Anti 4 hne rabbit igg

For detecting PAI-1(Plasminogen activator inhibitor-1), 4-hydroxy nonenal (4-HNE), NOX4, α-smooth muscle actin (α-SMA), Collagen Type I Alpha 1 Chain (COL1A1), and p-SMAD2/3 by fluorescence immunohistochemistry assay, formalin-fixed and paraffin-embedded sections of mouse tissues were dewaxed in an OTTIX bath (Diapath) and were blocked with solution containing 5% BSA (GenDEPOT) and 0.1% Triton 100× (Merky). Slides were incubated with a primary antibody mixture of anti-PAI-1 rabbit IgG (Santa Cruz Biotechnology), anti-4-HNE rabbit IgG (Abcam), and anti-NOX4 rabbit IgG (Santa Cruz Biotechnology) or with a mixture of anti-α-SMA mouse IgG (Sigma Aldrich), anti-COL1A1 mouse IgG (Santa Cruz Biotechnology), and anti-p-SMAD2/3 mouse IgG (Santa Cruz Biotechnology). Then, a mixture of Alexa 488-conjugated anti-rabbit IgG (Cell Signaling) F(ab’) fragments was used for visualization of PAI-1, 4-HNE, and NOX4 proteins. A mixture of Alexa 488-conjugated anti-mouse IgG (Cell Signaling) F(ab’) fragments was used for visualization of α-SMA, COL1A1, and p-SMAD2/3 proteins. Mouse tissues were counterstained with 4′6-diamidino-2-phenylindole (DAPI). Fluorescence was visualized using an Axio inverted microscope (Carl Zeiss).

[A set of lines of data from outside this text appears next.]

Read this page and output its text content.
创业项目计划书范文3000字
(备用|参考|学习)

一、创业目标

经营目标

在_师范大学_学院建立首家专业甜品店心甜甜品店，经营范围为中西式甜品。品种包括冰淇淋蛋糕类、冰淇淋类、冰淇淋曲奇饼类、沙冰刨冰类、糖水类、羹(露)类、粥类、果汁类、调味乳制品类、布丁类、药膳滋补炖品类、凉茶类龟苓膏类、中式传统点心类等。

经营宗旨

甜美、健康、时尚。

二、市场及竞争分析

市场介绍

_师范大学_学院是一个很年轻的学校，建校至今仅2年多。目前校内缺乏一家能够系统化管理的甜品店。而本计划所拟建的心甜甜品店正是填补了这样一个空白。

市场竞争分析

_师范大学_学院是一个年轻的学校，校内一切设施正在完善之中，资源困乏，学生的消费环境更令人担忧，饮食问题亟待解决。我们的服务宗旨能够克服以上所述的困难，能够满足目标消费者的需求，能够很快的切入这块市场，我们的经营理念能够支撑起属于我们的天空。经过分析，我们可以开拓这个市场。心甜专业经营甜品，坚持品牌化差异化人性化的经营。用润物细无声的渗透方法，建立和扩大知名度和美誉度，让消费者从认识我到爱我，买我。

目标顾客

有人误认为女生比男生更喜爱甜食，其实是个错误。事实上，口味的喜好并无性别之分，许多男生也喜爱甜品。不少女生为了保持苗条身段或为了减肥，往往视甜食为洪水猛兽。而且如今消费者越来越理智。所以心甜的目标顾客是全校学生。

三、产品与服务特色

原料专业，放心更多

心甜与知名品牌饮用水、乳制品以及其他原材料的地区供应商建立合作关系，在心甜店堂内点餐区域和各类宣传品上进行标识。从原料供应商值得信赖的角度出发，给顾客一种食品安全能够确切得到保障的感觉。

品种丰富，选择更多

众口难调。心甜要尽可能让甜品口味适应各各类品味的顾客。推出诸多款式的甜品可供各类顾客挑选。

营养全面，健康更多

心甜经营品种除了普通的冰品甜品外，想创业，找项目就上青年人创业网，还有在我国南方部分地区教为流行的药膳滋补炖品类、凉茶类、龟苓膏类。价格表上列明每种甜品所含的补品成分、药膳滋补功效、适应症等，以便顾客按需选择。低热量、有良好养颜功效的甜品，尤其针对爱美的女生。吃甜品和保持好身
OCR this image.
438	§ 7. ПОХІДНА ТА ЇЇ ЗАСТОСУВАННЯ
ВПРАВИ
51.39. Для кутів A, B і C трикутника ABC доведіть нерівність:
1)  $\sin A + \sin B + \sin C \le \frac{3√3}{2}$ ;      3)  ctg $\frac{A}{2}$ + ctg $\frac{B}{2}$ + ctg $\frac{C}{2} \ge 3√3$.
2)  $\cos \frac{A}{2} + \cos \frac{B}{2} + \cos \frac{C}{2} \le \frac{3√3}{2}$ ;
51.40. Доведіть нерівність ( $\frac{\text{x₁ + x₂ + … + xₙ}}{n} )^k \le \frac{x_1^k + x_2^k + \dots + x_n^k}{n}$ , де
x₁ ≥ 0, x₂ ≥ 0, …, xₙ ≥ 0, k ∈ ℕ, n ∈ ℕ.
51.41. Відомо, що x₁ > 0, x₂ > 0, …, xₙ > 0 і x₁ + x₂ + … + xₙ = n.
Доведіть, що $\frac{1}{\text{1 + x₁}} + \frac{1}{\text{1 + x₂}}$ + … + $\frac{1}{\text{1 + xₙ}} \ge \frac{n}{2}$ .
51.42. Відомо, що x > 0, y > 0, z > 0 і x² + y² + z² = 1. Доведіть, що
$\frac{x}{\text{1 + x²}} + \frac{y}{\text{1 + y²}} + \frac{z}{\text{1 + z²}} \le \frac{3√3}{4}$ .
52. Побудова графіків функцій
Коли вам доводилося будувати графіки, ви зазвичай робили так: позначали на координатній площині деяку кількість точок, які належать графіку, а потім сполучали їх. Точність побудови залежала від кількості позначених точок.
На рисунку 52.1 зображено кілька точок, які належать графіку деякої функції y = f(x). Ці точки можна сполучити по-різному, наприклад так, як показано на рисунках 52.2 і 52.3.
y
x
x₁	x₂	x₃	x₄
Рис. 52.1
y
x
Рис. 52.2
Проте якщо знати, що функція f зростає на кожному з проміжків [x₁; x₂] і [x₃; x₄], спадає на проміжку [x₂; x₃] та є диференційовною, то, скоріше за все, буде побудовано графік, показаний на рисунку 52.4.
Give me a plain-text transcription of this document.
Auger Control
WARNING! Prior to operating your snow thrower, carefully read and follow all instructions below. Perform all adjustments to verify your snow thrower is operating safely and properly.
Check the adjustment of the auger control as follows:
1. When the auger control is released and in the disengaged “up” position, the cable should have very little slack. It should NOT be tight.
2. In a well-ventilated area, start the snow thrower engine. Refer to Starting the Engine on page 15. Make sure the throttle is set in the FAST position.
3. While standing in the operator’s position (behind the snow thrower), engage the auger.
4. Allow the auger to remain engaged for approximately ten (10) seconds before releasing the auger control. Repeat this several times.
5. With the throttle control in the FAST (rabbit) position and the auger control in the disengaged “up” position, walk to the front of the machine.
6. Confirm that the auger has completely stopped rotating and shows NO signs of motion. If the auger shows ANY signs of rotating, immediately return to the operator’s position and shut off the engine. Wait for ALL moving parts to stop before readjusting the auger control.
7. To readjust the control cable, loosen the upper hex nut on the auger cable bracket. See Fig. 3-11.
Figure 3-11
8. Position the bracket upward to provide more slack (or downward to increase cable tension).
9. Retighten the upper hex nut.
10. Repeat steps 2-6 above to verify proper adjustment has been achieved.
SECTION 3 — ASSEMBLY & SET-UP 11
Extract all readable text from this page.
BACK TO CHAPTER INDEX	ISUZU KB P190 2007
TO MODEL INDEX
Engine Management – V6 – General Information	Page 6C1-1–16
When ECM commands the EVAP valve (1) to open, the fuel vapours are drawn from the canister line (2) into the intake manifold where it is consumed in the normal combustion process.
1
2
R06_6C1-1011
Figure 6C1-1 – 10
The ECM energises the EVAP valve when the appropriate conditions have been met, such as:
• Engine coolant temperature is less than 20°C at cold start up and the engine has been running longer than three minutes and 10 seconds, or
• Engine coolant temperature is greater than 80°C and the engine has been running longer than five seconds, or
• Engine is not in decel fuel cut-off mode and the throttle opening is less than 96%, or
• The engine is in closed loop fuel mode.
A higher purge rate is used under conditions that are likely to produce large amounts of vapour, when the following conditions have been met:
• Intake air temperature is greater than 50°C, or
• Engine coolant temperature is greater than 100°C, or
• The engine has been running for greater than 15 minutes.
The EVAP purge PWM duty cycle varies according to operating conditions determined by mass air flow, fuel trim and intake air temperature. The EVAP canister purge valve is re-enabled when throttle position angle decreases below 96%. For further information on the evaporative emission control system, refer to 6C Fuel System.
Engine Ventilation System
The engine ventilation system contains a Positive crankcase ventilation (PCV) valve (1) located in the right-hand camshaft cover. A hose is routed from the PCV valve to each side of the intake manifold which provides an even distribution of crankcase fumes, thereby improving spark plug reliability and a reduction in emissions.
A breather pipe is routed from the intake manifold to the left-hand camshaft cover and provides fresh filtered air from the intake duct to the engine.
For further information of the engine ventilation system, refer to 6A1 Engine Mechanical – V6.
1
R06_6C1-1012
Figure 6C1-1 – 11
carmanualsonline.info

For in vitro assay, cells were seeded on cover glass in 6 cm plates and were incubated for 24 h for attachment. The cells were incubated with serum-reduced (0.2% FBS) medium for 16 h for starvation and irradiated with 10 Gy with or without 30-min pretreatment with 100 nM vactosertib. After 24 h, cells were fixed with 4% formaldehyde solution (pH 7.4) and were blocked in 5% BSA with normal serum in 0.1% Triton 100X. Then, cells were incubated with primary and secondary antibodies. Anti-4-HNE rabbit IgG (Abcam) and Alexa 488-conjugated anti-rabbit IgG (Cell Signaling) F(ab’) fragments were used as primary and secondary antibody, respectively. Cells were counterstained with DAPI. Fluorescence was visualized using an Axio inverted microscope (Carl Zeiss).